A Sui network with 100 globally distributed validators achieved peak throughput ranging from 10,871 TPS to 297,000 TPS on various workloads.
To achieve high-fidelity and realistic performance results, Sui’s performance characterization was conducted using a globally-distributed setup that mirrored Mainnet regarding hardware configurations, number of validators, the geographic distribution of validators, and voting power distribution. A scalable load generator was explicitly developed for this exercise.

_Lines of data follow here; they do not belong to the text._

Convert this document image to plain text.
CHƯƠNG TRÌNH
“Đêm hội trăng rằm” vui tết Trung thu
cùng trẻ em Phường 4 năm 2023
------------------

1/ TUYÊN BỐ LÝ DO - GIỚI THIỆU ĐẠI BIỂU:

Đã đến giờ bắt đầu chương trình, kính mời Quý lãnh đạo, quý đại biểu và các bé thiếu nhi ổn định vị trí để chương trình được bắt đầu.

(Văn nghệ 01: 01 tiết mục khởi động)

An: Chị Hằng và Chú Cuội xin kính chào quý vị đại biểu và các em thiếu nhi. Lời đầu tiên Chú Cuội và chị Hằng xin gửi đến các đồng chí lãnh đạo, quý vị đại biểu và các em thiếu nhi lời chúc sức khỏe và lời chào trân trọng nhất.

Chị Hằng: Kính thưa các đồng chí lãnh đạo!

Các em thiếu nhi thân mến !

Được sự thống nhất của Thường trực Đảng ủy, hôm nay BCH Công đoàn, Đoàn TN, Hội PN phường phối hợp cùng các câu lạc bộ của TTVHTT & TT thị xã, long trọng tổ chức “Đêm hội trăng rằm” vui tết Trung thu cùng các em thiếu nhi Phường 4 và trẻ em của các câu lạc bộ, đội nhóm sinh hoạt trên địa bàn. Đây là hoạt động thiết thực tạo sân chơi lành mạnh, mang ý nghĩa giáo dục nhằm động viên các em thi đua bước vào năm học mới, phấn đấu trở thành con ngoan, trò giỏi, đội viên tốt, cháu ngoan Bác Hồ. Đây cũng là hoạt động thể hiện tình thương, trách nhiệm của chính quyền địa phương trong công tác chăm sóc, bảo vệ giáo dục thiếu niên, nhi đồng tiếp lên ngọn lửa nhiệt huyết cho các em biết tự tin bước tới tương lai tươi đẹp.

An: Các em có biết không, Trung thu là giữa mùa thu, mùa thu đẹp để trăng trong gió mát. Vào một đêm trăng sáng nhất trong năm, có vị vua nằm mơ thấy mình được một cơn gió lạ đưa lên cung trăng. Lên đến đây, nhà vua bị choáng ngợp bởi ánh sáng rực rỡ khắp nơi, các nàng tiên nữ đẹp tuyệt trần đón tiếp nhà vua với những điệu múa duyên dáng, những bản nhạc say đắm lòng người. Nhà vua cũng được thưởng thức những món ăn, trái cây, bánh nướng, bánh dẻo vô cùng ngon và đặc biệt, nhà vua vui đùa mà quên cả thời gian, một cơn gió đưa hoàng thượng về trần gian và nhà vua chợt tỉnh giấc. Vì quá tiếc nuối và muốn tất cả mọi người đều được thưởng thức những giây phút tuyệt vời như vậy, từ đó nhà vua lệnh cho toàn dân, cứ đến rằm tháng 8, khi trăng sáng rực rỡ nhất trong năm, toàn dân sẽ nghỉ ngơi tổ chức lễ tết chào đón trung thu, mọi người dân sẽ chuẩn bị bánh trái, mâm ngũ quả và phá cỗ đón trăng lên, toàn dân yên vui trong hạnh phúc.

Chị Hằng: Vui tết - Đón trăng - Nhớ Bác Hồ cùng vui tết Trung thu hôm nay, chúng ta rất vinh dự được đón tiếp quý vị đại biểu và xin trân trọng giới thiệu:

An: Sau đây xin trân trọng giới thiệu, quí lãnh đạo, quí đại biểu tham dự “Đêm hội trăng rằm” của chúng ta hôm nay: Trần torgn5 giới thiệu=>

One of Sui’s most powerful core developer primitives is Programmable Transaction Blocks (PTB), which allows developers to customize their applications by constructing increasingly sophisticated PTBs. As Sui’s programmability was highly expressive even before PTB, a single execution can perform up to 1024 heterogeneous operations, each of which would otherwise be an individual transaction on most other blockchains.
Sui’s time to finality is approximately 480 milliseconds, a promising result for the protocol’s future. The time to finality measures the point in the transaction lifecycle where both the transaction itself as well as the effects of the transaction are final and can be used in subsequent transactions.
The Sui protocol has come a long way from its inception and has shown promising early performance results. Yet there are still many opportunities for optimization and scalability. In the near future, scalability and coverage of benchmark tooling, horizontal scalability to support intra-validator scaling across multiple machines, and resilience to under-performance of individual validators will be refined on Sui.